The birth-and-death evolution of cytochrome P450 genes in bees

Abstract

AbstractThe birth-and-death model of multigene family evolution describes how families can expand by duplication and contract by gene deletion and formation of pseudogenes. The phylogenetic stability of a gene is thought to be related to the degree of functional importance. However, it is unclear how much evolution of a gene in a gene family is driven by adaptive versus neutral processes. The cytochrome P450s are one of the most diverse and well-studied multigene families, involved in both physiological and xenobiotic functions. Bees have a high toxin exposure due to their diet of nectar and pollen, as well as the resin-collecting behavior exhibited by some bees. Here, we describe the P450s of the orchid bee Euglossa dilemma. Orchid bees are a neotropical clade in which males form perfume bouquets used in courtship displays by collecting a diverse set of volatile compounds, resulting in high chemical compound exposure. We conducted phylogenetic and selection analyses across ten bee species encompassing three bee families.

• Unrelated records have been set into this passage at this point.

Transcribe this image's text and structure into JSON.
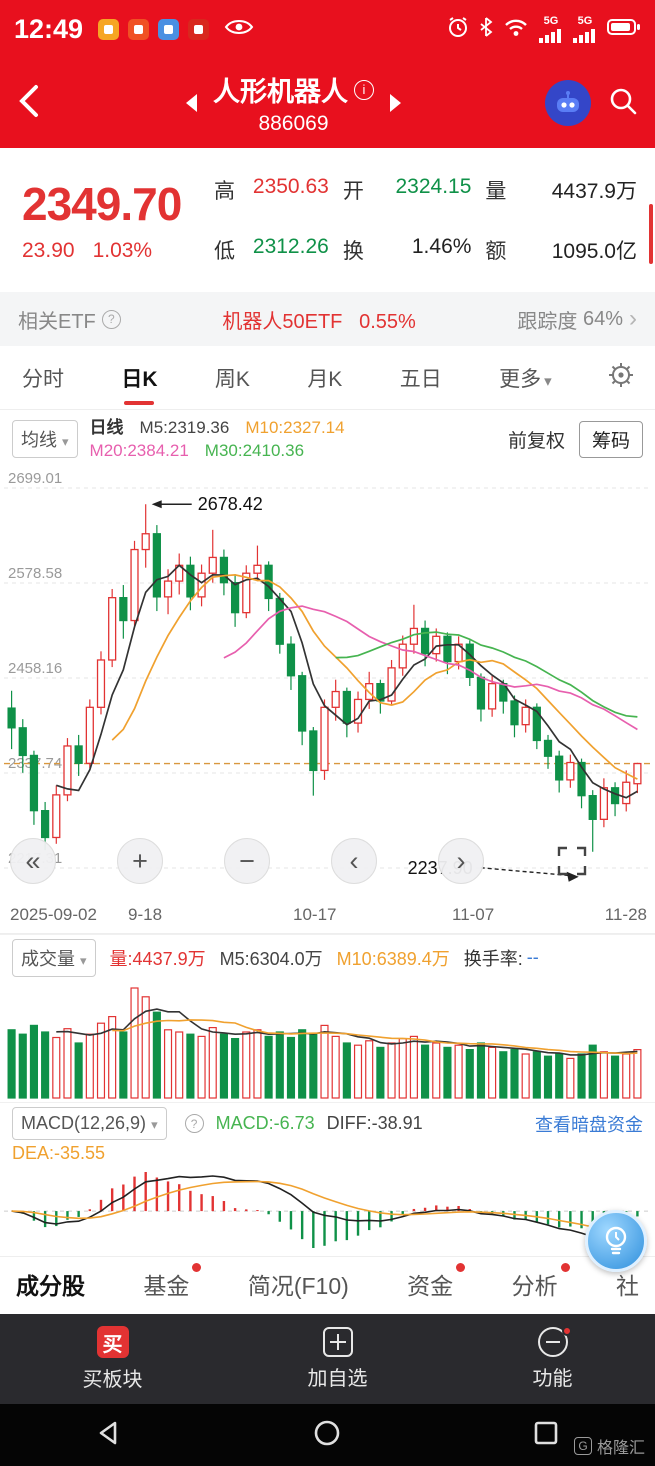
{
  "colors": {
    "header_red": "#e8101e",
    "up_red": "#e23333",
    "down_green": "#0f9148",
    "orange": "#f0a12f",
    "pink": "#e75fae",
    "ma_green": "#46b450",
    "ma_dark": "#333333",
    "link_blue": "#3a7bd5",
    "price_line": "#d9983f"
  },
  "icons": {
    "caret_down": "▾",
    "chevron_right": "›",
    "info": "i",
    "help": "?",
    "rewind": "«",
    "zoom_in": "+",
    "zoom_out": "−",
    "prev": "‹",
    "next": "›"
  },
  "status_bar": {
    "time": "12:49",
    "network": "5G"
  },
  "header": {
    "title": "人形机器人",
    "code": "886069"
  },
  "quote": {
    "price": "2349.70",
    "change": "23.90",
    "change_pct": "1.03%",
    "stats": [
      {
        "label": "高",
        "value": "2350.63"
      },
      {
        "label": "开",
        "value": "2324.15"
      },
      {
        "label": "量",
        "value": "4437.9万"
      },
      {
        "label": "低",
        "value": "2312.26"
      },
      {
        "label": "换",
        "value": "1.46%"
      },
      {
        "label": "额",
        "value": "1095.0亿"
      }
    ]
  },
  "etf_bar": {
    "label": "相关ETF",
    "name": "机器人50ETF",
    "change": "0.55%",
    "tracking_label": "跟踪度",
    "tracking_value": "64%"
  },
  "period_tabs": [
    "分时",
    "日K",
    "周K",
    "月K",
    "五日",
    "更多"
  ],
  "ma_legend": {
    "selector": "均线",
    "period": "日线",
    "m5": "M5:2319.36",
    "m10": "M10:2327.14",
    "m20": "M20:2384.21",
    "m30": "M30:2410.36",
    "adjust": "前复权",
    "chips": "筹码"
  },
  "chart_data": {
    "type": "candlestick",
    "y_ticks": [
      "2699.01",
      "2578.58",
      "2458.16",
      "2337.74",
      "2217.31"
    ],
    "y_range": [
      2217.31,
      2699.01
    ],
    "x_labels": [
      "2025-09-02",
      "9-18",
      "10-17",
      "11-07",
      "11-28"
    ],
    "high_annotation": "2678.42",
    "low_annotation": "2237.90",
    "current_price": 2349.7,
    "candles": [
      [
        2420,
        2442,
        2368,
        2395
      ],
      [
        2395,
        2406,
        2338,
        2360
      ],
      [
        2360,
        2366,
        2272,
        2290
      ],
      [
        2290,
        2301,
        2240,
        2256
      ],
      [
        2256,
        2322,
        2248,
        2310
      ],
      [
        2310,
        2382,
        2302,
        2372
      ],
      [
        2372,
        2386,
        2334,
        2350
      ],
      [
        2350,
        2431,
        2344,
        2421
      ],
      [
        2421,
        2492,
        2412,
        2481
      ],
      [
        2481,
        2571,
        2472,
        2560
      ],
      [
        2560,
        2576,
        2508,
        2531
      ],
      [
        2531,
        2632,
        2524,
        2621
      ],
      [
        2621,
        2678.42,
        2598,
        2641
      ],
      [
        2641,
        2652,
        2543,
        2561
      ],
      [
        2561,
        2596,
        2539,
        2581
      ],
      [
        2581,
        2616,
        2564,
        2601
      ],
      [
        2601,
        2612,
        2544,
        2561
      ],
      [
        2561,
        2602,
        2549,
        2591
      ],
      [
        2591,
        2646,
        2579,
        2611
      ],
      [
        2611,
        2621,
        2563,
        2579
      ],
      [
        2579,
        2590,
        2523,
        2541
      ],
      [
        2541,
        2601,
        2534,
        2591
      ],
      [
        2591,
        2626,
        2581,
        2601
      ],
      [
        2601,
        2606,
        2543,
        2559
      ],
      [
        2559,
        2566,
        2489,
        2501
      ],
      [
        2501,
        2511,
        2443,
        2461
      ],
      [
        2461,
        2466,
        2373,
        2391
      ],
      [
        2391,
        2396,
        2309,
        2341
      ],
      [
        2341,
        2431,
        2329,
        2421
      ],
      [
        2421,
        2456,
        2404,
        2441
      ],
      [
        2441,
        2446,
        2383,
        2401
      ],
      [
        2401,
        2441,
        2389,
        2431
      ],
      [
        2431,
        2466,
        2419,
        2451
      ],
      [
        2451,
        2456,
        2413,
        2429
      ],
      [
        2429,
        2481,
        2424,
        2471
      ],
      [
        2471,
        2512,
        2461,
        2501
      ],
      [
        2501,
        2551,
        2489,
        2521
      ],
      [
        2521,
        2531,
        2473,
        2489
      ],
      [
        2489,
        2521,
        2479,
        2511
      ],
      [
        2511,
        2516,
        2463,
        2479
      ],
      [
        2479,
        2511,
        2469,
        2501
      ],
      [
        2501,
        2506,
        2448,
        2459
      ],
      [
        2459,
        2464,
        2403,
        2419
      ],
      [
        2419,
        2461,
        2409,
        2451
      ],
      [
        2451,
        2456,
        2413,
        2429
      ],
      [
        2429,
        2436,
        2383,
        2399
      ],
      [
        2399,
        2431,
        2389,
        2421
      ],
      [
        2421,
        2426,
        2368,
        2379
      ],
      [
        2379,
        2386,
        2343,
        2359
      ],
      [
        2359,
        2366,
        2313,
        2329
      ],
      [
        2329,
        2361,
        2319,
        2351
      ],
      [
        2351,
        2356,
        2293,
        2309
      ],
      [
        2309,
        2316,
        2237.9,
        2279
      ],
      [
        2279,
        2331,
        2269,
        2319
      ],
      [
        2319,
        2326,
        2283,
        2299
      ],
      [
        2299,
        2341,
        2289,
        2326
      ],
      [
        2324.15,
        2350.63,
        2312.26,
        2349.7
      ]
    ],
    "volumes": [
      62,
      58,
      66,
      60,
      55,
      63,
      50,
      58,
      68,
      74,
      60,
      100,
      92,
      78,
      62,
      60,
      58,
      56,
      64,
      58,
      54,
      60,
      62,
      56,
      60,
      55,
      62,
      58,
      66,
      56,
      50,
      48,
      52,
      46,
      50,
      54,
      56,
      48,
      50,
      46,
      48,
      44,
      50,
      46,
      42,
      44,
      40,
      42,
      38,
      40,
      36,
      40,
      48,
      42,
      38,
      40,
      44
    ],
    "ma_periods": {
      "m5": 5,
      "m10": 10,
      "m20": 20,
      "m30": 30
    }
  },
  "volume_header": {
    "selector": "成交量",
    "vol": "量:4437.9万",
    "m5": "M5:6304.0万",
    "m10": "M10:6389.4万",
    "turnover_label": "换手率:",
    "turnover_value": "--"
  },
  "macd_header": {
    "selector": "MACD(12,26,9)",
    "macd": "MACD:-6.73",
    "diff": "DIFF:-38.91",
    "dea": "DEA:-35.55",
    "link": "查看暗盘资金"
  },
  "bottom_tabs": [
    {
      "label": "成分股"
    },
    {
      "label": "基金"
    },
    {
      "label": "简况(F10)"
    },
    {
      "label": "资金"
    },
    {
      "label": "分析"
    },
    {
      "label": "社"
    }
  ],
  "bottom_nav": [
    {
      "label": "买板块",
      "icon_text": "买"
    },
    {
      "label": "加自选"
    },
    {
      "label": "功能"
    }
  ],
  "watermark": {
    "logo": "G",
    "text": "格隆汇"
  }
}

We do not find a relationship between the ecology of a bee species and its P450 repertoire. Our analyses reveal that P450 clades can be classified into stable and unstable clades, and that genes involved in xenobiotic metabolism are more likely to belong to unstable clades. Furthermore, we find that unstable clades are under more dynamic evolutionary pressures, with signals of adaptive evolution detected, suggesting that both gene duplication and positive selection driving sequence divergence have played a role in the diversification of bee P450s. Our works highlights the complexity of multigene family evolution which does not always follow generalized predictions.Significance statementGene family evolution is characterized by deletion and duplication, but it is unclear if this is driven by adaptive or neutral evolutionary processes. To investigate the dynamics of gene family evolution we analyze the P450s of ten bee species, a well-studied gene family involved in both physiological and detoxification roles. We find that genes involved in detoxification are more likely to belong to unstable clades, exhibit dynamic evolutionary pressures, and show signals of adaptive evolution. However, we do not find evidence for a relationship between resin collection or sociality, and the P450 repertoire of a bee species. Our findings highlight the complexity of multigene family evolution which does not always follow generalized predictions.